About the position
The work consists essentially of designing, implementing and training algorithms that extract information from the clinical text, as well as collaborating in the development and maintenance of the main products of our company. We don't draw a hard line between our research and engineering teams: they both research and develop market-quality software, putting previous research into practice. We mainly work in Python, using our own and existing NLP libraries.
You have skills in text mining or other non-trivial NLP tasks, and you feel comfortable programming seriously (you must have Git skills, experience with libraries like pandas, scikit, tensorflow, and know how to create reusable and extensible code). You like teamwork, teaching and learning from others, and talking about what you're working on, with both technical and non-technical team members. In addition, you can prepare scientific communications about the work he has done.
What are we look for
- Knowledge of Python and useful libraries for data science (pandas, numpy, sklearn, etc.)
- General knowledge of Machine Learning.
- Experience implementing neural networks (NN) and creating new NN models, hyperparameter adjustment, etc. Experience with a NN library (Keras / Tensorflow / theano / others).
- Experience implementing deep learning models.
- Experience in Natural Language Processing.
It is important that you feel comfortable helping the rest of the team to get the job done. However, the position is definitely about:
- Creation and testing of NLP models oriented to medical text processing. The tasks are, among others:
- Named Entity Recognition
- Named Entity Linking
- Word-sense disambiguation
- Language Modeling
- Text Classification
- Relation Extraction
- Collaborate in writing papers and posters.
- Adaptation of the models to production environments.
What we offer
- Negotiable salary.
- Indefinite full-time contract.
- Company profit sharing program.
- Flexible hours, with the possibility of a remote day a week.
- A warm, transparent and supportive team that maintains a balance between work and personal life.
- Most days, we have lunch together on our sunny terrace.
IOMED is a technological company of software development. It was launched in 2016, funded by local and international ventures. We are passionate and talented young professionals, from all around Spain and the world (It couldn't be any other way, as we're based in beautiful and bright Barcelona). Our "dream team" is made up by mathematicians, statisticians, bioinformaticians and physicians.

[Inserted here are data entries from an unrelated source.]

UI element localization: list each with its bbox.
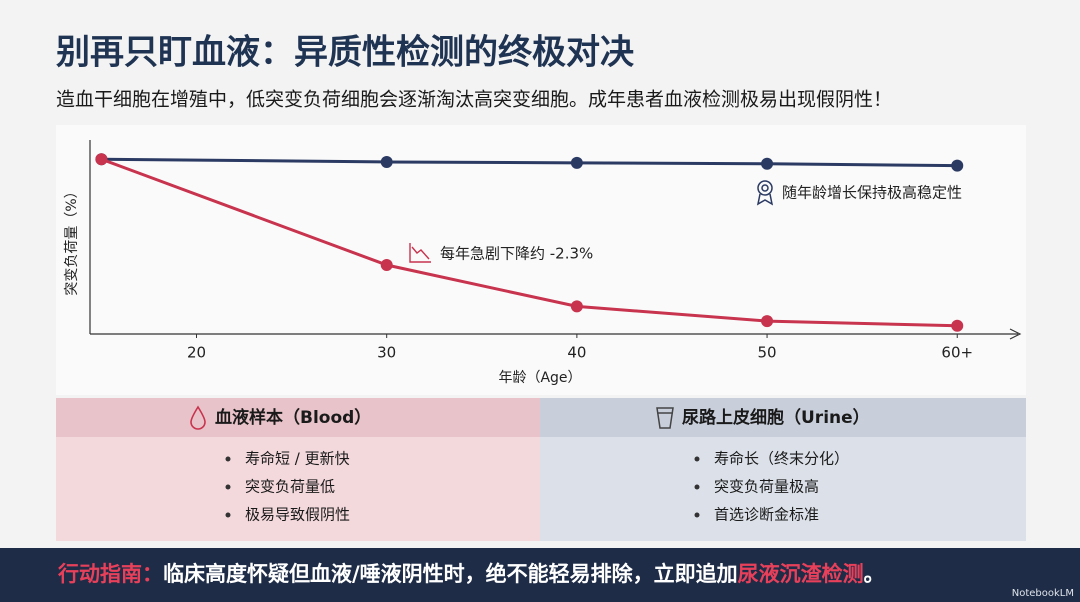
footer-bar bbox=[0, 548, 1080, 602]
data-point bbox=[761, 157, 774, 170]
list-item: 突变负荷量低 bbox=[245, 478, 335, 496]
data-point bbox=[951, 319, 964, 332]
cup-icon bbox=[656, 407, 674, 429]
annotation: 随年龄增长保持极高稳定性 bbox=[782, 184, 962, 202]
table-cell bbox=[56, 437, 540, 541]
drop-icon bbox=[190, 405, 206, 430]
bullet bbox=[694, 512, 700, 518]
footer-lead: 行动指南： bbox=[57, 562, 163, 586]
data-point bbox=[380, 155, 393, 168]
subtitle: 造血干细胞在增殖中，低突变负荷细胞会逐渐淘汰高突变细胞。成年患者血液检测极易出现… bbox=[56, 89, 892, 111]
footer-end: 。 bbox=[864, 562, 885, 586]
bullet bbox=[225, 512, 231, 518]
column-title: 血液样本（Blood） bbox=[215, 407, 371, 428]
data-point bbox=[380, 259, 393, 271]
bullet bbox=[225, 456, 231, 462]
y-axis-label: 突变负荷量（%） bbox=[64, 184, 80, 295]
data-point bbox=[570, 300, 583, 313]
list-item: 首选诊断金标准 bbox=[714, 506, 819, 524]
data-point bbox=[95, 153, 108, 166]
list-item: 寿命短 / 更新快 bbox=[245, 450, 350, 468]
table-header bbox=[56, 398, 540, 437]
annotation: 每年急剧下降约 -2.3% bbox=[440, 245, 593, 263]
list-item: 突变负荷量极高 bbox=[714, 478, 819, 496]
x-tick-label: 60+ bbox=[941, 344, 973, 362]
bullet bbox=[694, 484, 700, 490]
footer-body: 临床高度怀疑但血液/唾液阴性时，绝不能轻易排除，立即追加 bbox=[163, 562, 738, 586]
footer-highlight: 尿液沉渣检测 bbox=[738, 562, 864, 586]
x-tick-label: 30 bbox=[377, 344, 396, 362]
axis-arrow bbox=[1009, 328, 1022, 340]
list-item: 寿命长（终末分化） bbox=[714, 450, 849, 468]
list-item: 极易导致假阴性 bbox=[245, 506, 350, 524]
x-tick-label: 20 bbox=[187, 344, 206, 362]
footer-text: 行动指南：临床高度怀疑但血液/唾液阴性时，绝不能轻易排除，立即追加尿液沉渣检测。 bbox=[57, 562, 885, 586]
bullet bbox=[225, 484, 231, 490]
ribbon-icon bbox=[756, 180, 774, 206]
data-point bbox=[570, 156, 583, 169]
data-point bbox=[951, 159, 964, 172]
title: 别再只盯血液：异质性检测的终极对决 bbox=[56, 33, 634, 73]
x-axis-label: 年龄（Age） bbox=[498, 370, 581, 386]
data-point bbox=[761, 315, 774, 328]
trend-icon bbox=[409, 243, 431, 263]
bullet bbox=[694, 456, 700, 462]
x-tick-label: 50 bbox=[758, 344, 777, 362]
column-title: 尿路上皮细胞（Urine） bbox=[682, 407, 870, 428]
x-tick-label: 40 bbox=[567, 344, 586, 362]
chart-panel bbox=[56, 125, 1026, 395]
table-header bbox=[540, 398, 1026, 437]
watermark: NotebookLM bbox=[1012, 588, 1074, 599]
table-cell bbox=[540, 437, 1026, 541]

As a startup, we are looking for people who are eager to innovate and be part of a project with impact on healthcare industry, enjoying what we do, team-work and taking on new challenges. IOMED is an equal opportunity employer. We are still a small team and are committed to growing in an inclusive manner. We want to augment our team with talented, dynamic people irrespective of race, color, religion, national origin, sex, physical or mental disability, or age.
What we do
Nowadays, around 50% of Clinical Trials are delayed due to patient recruitment, since patient data collection is performed in a manual fashion. As a result, clinical research is highly inefficient both in time and cost, taking years and billions of dollars to develop a new drug. This problem could be solved through Real World Data, i.e. derived from Electronic health records (EHR). But unfortunately up to 85% of existing clinical data is unstructured, i.e. in plain text. This also leads, in part, to the existence of data silos, making it impossible to aggregate data from different hospitals.
IOMED has found the solution to this situation, making it possible to take advantage of full value of clinical Real World Data. We developed a tool that extracts the necessary data from clinical texts, which results in a structured, standardized and interoperable database that contains the complete clinical information from hospitals. By this means, non-reusable information is transformed into data available for Clinical Research, allowing an enormous increase in criteria- compliant patients and a reduction of total time and manual labor devoted to this task.